Cloud Security Engineer

About us

APIs form the foundation of the application innovation needed to drive business success today. Across sectors such as banking, retail, transportation, IoT, autonomous vehicles, and smart cities, every web and mobile app depends on APIs. Without secure APIs, businesses cannot rapidly innovate. Salt Security has delivered the only patented solution to identify and prevent API attacks, using Big Data and AI to thwart this top threat to businesses today.

About the position

We are seeking a Cloud Security Engineer with a strong focus on DevSecOps to join our growing team. This senior-level position will play a key role in securing our cloud infrastructure and ensuring the protection of our critical data. The role involves not only the day-to-day operation and maintenance of our cloud and SaaS security systems but also the development and implementation of advanced security measures across the organization.

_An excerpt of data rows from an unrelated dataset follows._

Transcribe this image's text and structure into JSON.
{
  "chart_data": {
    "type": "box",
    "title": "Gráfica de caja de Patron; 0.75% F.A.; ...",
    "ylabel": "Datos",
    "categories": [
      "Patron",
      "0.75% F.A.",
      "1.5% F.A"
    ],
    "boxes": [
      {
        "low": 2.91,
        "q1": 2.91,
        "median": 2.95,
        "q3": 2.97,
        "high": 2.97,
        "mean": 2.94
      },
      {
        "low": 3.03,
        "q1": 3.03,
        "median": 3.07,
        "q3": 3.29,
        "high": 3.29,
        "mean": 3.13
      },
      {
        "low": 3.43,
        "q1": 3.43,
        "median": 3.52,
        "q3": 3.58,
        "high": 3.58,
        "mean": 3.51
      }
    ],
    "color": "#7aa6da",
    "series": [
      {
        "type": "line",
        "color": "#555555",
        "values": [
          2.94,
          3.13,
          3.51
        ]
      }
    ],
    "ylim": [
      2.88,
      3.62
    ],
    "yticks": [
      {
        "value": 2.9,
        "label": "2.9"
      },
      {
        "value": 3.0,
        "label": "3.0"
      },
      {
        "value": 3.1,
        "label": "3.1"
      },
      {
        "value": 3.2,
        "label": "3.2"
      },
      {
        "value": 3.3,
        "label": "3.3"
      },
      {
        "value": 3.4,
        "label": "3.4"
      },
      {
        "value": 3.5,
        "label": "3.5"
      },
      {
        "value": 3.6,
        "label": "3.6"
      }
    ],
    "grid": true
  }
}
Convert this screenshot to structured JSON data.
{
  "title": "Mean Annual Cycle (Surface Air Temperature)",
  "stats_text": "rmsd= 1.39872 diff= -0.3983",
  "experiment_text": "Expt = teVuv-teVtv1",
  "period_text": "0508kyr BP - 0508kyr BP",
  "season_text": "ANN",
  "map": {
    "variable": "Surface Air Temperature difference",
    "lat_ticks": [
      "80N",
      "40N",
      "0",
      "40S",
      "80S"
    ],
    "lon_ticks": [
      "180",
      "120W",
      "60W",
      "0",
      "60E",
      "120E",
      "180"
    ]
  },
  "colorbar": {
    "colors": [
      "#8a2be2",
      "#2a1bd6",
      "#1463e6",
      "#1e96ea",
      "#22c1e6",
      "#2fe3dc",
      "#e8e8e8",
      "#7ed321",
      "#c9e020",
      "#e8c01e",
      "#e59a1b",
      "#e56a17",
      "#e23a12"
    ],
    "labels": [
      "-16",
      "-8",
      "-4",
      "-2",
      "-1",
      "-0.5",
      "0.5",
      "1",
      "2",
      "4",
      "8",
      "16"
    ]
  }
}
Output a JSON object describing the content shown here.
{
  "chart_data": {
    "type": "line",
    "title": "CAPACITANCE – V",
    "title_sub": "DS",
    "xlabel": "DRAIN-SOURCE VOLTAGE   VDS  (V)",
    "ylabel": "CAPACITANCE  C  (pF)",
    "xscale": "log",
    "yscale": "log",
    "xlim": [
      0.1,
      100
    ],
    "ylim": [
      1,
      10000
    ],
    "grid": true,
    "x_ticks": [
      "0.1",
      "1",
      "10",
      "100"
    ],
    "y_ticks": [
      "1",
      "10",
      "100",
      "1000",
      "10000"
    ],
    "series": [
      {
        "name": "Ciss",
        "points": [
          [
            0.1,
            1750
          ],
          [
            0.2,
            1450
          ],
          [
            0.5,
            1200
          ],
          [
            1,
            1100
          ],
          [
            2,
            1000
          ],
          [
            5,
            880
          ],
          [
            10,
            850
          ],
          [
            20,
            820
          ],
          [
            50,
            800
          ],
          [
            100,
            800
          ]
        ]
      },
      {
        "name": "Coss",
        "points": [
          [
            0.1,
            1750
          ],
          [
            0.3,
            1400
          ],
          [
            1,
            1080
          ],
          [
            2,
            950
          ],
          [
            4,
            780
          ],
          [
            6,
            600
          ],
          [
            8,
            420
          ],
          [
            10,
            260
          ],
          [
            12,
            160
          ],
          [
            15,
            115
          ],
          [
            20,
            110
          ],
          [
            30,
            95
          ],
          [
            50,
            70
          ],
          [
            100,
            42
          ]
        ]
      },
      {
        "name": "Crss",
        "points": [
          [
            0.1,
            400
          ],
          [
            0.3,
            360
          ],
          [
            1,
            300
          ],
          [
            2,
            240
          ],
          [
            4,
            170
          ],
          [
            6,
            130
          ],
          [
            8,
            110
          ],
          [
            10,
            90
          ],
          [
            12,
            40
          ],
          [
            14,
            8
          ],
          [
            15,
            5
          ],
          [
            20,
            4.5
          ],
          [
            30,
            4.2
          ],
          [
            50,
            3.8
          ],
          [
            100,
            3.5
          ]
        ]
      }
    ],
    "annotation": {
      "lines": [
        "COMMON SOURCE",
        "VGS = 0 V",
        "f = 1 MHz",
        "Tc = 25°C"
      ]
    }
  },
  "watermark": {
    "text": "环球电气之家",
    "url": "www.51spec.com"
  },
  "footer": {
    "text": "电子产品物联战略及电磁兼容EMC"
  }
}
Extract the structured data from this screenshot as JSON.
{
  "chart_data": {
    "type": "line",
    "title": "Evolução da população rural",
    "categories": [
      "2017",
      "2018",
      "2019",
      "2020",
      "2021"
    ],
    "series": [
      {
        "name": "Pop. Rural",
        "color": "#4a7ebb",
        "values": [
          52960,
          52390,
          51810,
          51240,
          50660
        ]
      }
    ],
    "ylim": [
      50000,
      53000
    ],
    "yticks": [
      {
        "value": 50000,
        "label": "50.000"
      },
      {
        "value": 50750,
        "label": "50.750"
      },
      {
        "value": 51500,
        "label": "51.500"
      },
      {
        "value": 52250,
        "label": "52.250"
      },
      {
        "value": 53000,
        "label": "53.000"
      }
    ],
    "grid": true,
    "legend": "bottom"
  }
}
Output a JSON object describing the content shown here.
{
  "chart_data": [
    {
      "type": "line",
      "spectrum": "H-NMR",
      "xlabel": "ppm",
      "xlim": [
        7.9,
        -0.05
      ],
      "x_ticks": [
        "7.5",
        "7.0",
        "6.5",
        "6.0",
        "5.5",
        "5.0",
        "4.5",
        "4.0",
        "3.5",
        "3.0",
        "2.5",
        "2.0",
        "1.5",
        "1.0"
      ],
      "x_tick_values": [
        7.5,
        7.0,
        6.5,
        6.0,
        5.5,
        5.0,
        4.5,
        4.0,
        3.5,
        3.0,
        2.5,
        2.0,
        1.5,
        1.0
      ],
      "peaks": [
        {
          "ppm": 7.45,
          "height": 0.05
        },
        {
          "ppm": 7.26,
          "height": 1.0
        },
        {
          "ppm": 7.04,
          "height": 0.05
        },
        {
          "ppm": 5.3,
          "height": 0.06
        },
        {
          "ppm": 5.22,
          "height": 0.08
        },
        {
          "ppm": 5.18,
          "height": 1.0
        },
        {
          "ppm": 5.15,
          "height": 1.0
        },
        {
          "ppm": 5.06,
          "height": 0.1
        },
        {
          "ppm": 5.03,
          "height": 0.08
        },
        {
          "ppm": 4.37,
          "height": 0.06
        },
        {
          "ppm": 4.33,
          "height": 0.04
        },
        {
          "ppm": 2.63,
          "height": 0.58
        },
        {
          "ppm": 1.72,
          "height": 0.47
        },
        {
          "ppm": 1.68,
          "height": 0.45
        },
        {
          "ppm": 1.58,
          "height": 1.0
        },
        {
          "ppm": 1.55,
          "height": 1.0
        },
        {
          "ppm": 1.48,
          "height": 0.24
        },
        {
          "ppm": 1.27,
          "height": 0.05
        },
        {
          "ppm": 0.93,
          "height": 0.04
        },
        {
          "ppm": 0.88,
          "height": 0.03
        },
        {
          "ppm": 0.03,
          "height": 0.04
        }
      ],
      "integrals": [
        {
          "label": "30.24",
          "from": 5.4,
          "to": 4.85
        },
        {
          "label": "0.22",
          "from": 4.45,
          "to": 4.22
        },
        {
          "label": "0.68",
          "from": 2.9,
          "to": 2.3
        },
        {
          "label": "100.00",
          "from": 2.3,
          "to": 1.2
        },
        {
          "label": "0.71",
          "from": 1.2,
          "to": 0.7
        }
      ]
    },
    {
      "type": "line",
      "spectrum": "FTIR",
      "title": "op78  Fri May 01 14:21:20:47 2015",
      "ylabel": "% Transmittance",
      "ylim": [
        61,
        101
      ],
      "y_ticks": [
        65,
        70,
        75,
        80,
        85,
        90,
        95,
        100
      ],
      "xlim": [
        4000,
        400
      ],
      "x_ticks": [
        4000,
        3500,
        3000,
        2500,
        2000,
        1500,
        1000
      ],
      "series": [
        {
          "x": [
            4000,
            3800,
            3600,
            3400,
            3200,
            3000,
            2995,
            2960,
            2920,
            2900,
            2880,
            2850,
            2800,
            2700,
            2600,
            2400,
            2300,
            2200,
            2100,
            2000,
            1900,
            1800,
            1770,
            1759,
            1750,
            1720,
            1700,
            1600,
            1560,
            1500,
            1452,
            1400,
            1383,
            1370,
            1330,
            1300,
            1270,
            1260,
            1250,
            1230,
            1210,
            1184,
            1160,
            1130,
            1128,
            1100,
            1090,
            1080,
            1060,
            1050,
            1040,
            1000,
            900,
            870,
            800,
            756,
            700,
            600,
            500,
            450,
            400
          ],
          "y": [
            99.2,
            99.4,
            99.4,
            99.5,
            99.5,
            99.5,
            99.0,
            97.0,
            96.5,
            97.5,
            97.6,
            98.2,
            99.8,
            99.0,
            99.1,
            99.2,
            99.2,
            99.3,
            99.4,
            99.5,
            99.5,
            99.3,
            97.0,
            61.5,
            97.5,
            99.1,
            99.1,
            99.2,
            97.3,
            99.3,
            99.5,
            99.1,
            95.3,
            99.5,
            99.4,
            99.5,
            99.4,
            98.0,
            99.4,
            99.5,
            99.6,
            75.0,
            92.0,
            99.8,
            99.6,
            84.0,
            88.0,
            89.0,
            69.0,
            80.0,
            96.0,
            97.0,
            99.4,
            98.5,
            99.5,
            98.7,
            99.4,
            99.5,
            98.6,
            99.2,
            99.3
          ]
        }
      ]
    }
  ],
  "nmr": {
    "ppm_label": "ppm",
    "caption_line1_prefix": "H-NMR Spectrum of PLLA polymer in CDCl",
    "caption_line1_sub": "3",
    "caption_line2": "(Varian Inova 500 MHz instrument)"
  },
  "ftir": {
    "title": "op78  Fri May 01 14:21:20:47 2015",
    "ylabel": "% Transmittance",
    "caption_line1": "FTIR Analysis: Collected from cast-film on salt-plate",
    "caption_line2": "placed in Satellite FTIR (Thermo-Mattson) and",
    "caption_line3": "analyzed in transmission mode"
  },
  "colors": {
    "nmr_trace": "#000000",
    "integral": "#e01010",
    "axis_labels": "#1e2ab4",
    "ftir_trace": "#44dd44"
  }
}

You will be responsible for leading the security strategy and incident response processes, ensuring compliance with security frameworks, and driving initiatives related to RFQs and vendor management in relation to security standards. The ideal candidate will have expertise in public cloud security, incident response, compliance management, and DevSecOps practices.

What will you do:

• Lead the design and implementation of security measures, including firewalls, intrusion detection systems, and access controls for cloud environments.
• Manage incident response processes, ensuring timely identification, containment, and resolution of security incidents.
• Ensure compliance with security policies and industry standards for RFQs, contracts, and regulatory requirements (e.g., SOC 2, ISO 27001).
• Provide expertise and support for SaaS security, Cloud security, ZTNA systems, DLP, CASB, SIEM
• Collaborate cross-functionally to integrate security into all aspects of our IT & Security infrastructure and operations, particularly in cloud environments.
• Develop and maintain documentation for security systems, procedures, and response plans to ensure effective governance and audit-readiness.
• Monitor security alerts, vulnerabilities, and compliance gaps, ensuring the appropriate response mechanisms are in place and addressing risks proactively.
• Stay current on security trends, technologies, and best practices, leveraging automation, orchestration, and DevSecOps tools to streamline security operations.

Who You Are?

• 3-5 years of hands-on experience in Cloud Security or Security Engineering, with a focus on SecOps in public cloud environments.
• Strong background in incident response and the management of security events, including post-incident analysis and reporting.
• Expertise in public cloud platforms such as AWS, GCP, or Azure, with practical experience in configuring and securing cloud environments.
• Proven ability to integrate DevSecOps practices, with a focus on automating security controls within the CI/CD pipeline.
• Expertise in security technologies including SaaS security, ZTNA systems, DLP, CASB, SIEM, and Application Security systems.
• Solid understanding of RFQ compliance, security audit processes, and industry standards.
• Familiarity with vulnerability assessment, penetration testing tools, and techniques for cloud environments.
• Strong problem-solving skills, attention to detail, and the ability to drive change within a complex environment.
• Excellent communication skills and experience leading projects with cross-functional teams.

Preferred (but not mandatory) experience:

• Experience with GCP and Azure.
• Familiarity with Security Operations Centers (SOC) and Security Information and Event Management (SIEM) platforms.
• Experience with cloud security frameworks, such as NIST 800-53, CIS, and AWS Well-Architected Framework.